Individual study: Impact of grazing and neighbour removal on a heath plant community transplanted onto a snowbed site, NW Finnish Lapland
Virtanen R. (1998) Impact of grazing and neighbour removal on a heath plant community transplanted onto a snowbed site, NW Finnish Lapland. Oikos, 81, 359-367
This study is summarised as evidence for the intervention(s) shown on the right. The icon shows which synopsis it is relevant to.

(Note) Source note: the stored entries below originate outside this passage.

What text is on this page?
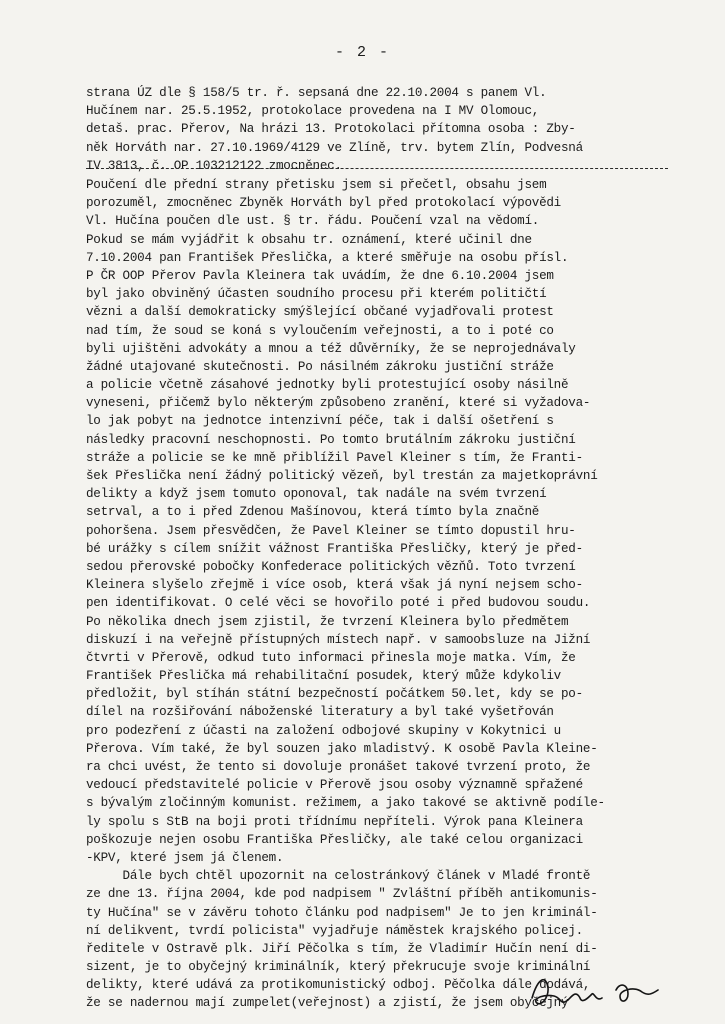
- 2 -
strana ÚZ dle § 158/5 tr. ř. sepsaná dne 22.10.2004 s panem Vl.
Hučínem nar. 25.5.1952, protokolace provedena na I MV Olomouc,
detaš. prac. Přerov, Na hrázi 13. Protokolaci přítomna osoba : Zby-
něk Horváth nar. 27.10.1969/4129 ve Zlíně, trv. bytem Zlín, Podvesná
IV 3813, č. OP 103212122 zmocněnec.
Poučení dle přední strany přetisku jsem si přečetl, obsahu jsem
porozuměl, zmocněnec Zbyněk Horváth byl před protokolací výpovědi
Vl. Hučína poučen dle ust. § tr. řádu. Poučení vzal na vědomí.
Pokud se mám vyjádřit k obsahu tr. oznámení, které učinil dne
7.10.2004 pan František Přeslička, a které směřuje na osobu přísl.
P ČR OOP Přerov Pavla Kleinera tak uvádím, že dne 6.10.2004 jsem
byl jako obviněný účasten soudního procesu při kterém političtí
vězni a další demokraticky smýšlející občané vyjadřovali protest
nad tím, že soud se koná s vyloučením veřejnosti, a to i poté co
byli ujištěni advokáty a mnou a též důvěrníky, že se neprojednávaly
žádné utajované skutečnosti. Po násilném zákroku justiční stráže
a policie včetně zásahové jednotky byli protestující osoby násilně
vyneseni, přičemž bylo některým způsobeno zranění, které si vyžadova-
lo jak pobyt na jednotce intenzivní péče, tak i další ošetření s
následky pracovní neschopnosti. Po tomto brutálním zákroku justiční
stráže a policie se ke mně přiblížil Pavel Kleiner s tím, že Franti-
šek Přeslička není žádný politický vězeň, byl trestán za majetkoprávní
delikty a když jsem tomuto oponoval, tak nadále na svém tvrzení
setrval, a to i před Zdenou Mašínovou, která tímto byla značně
pohoršena. Jsem přesvědčen, že Pavel Kleiner se tímto dopustil hru-
bé urážky s cílem snížit vážnost Františka Přesličky, který je před-
sedou přerovské pobočky Konfederace politických vězňů. Toto tvrzení
Kleinera slyšelo zřejmě i více osob, která však já nyní nejsem scho-
pen identifikovat. O celé věci se hovořilo poté i před budovou soudu.
Po několika dnech jsem zjistil, že tvrzení Kleinera bylo předmětem
diskuzí i na veřejně přístupných místech např. v samoobsluze na Jižní
čtvrti v Přerově, odkud tuto informaci přinesla moje matka. Vím, že
František Přeslička má rehabilitační posudek, který může kdykoliv
předložit, byl stíhán státní bezpečností počátkem 50.let, kdy se po-
dílel na rozšiřování náboženské literatury a byl také vyšetřován
pro podezření z účasti na založení odbojové skupiny v Kokytnici u
Přerova. Vím také, že byl souzen jako mladistvý. K osobě Pavla Kleine-
ra chci uvést, že tento si dovoluje pronášet takové tvrzení proto, že
vedoucí představitelé policie v Přerově jsou osoby významně spřažené
s bývalým zločinným komunist. režimem, a jako takové se aktivně podíle-
ly spolu s StB na boji proti třídnímu nepříteli. Výrok pana Kleinera
poškozuje nejen osobu Františka Přesličky, ale také celou organizaci
-KPV, které jsem já členem.
Dále bych chtěl upozornit na celostránkový článek v Mladé frontě
ze dne 13. října 2004, kde pod nadpisem " Zvláštní příběh antikomunis-
ty Hučína" se v závěru tohoto článku pod nadpisem" Je to jen kriminál-
ní delikvent, tvrdí policista" vyjadřuje náměstek krajského policej.
ředitele v Ostravě plk. Jiří Pěčolka s tím, že Vladimír Hučín není di-
sizent, je to obyčejný kriminálník, který překrucuje svoje kriminální
delikty, které udává za protikomunistický odboj. Pěčolka dále dodává,
že se nadernou mají zumpelet(veřejnost) a zjistí, že jsem obyčejný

Use fences to exclude livestock from shrublands
A controlled study in 1989–1995 in upland heathland in northern Finland (Virtanen 1998) found that using fences to exclude herbivores did not alter the abundance five shrub species, two herb species, and two grass species. After six years, the cover of five shrub species was not significantly different in areas that were fenced (0–21%) and areas that were left unfenced (0–12%). The same pattern was true for two of two herb species (fenced: 0–10%; unfenced: 0–9%) and two of two grass species (fenced: 1–42%; unfenced: 1–42%). In 1989 twenty 2,000 cm2 blocks were cut from a natural heath habitat and transplanted to an area with no vegetation. Following this, 10 blocks were fenced and another 10 blocks were left unfenced. Vegetation cover was assessed every year in 1990–1995 using a 625 cm2 plastic sheet with 50 holes drilled in it.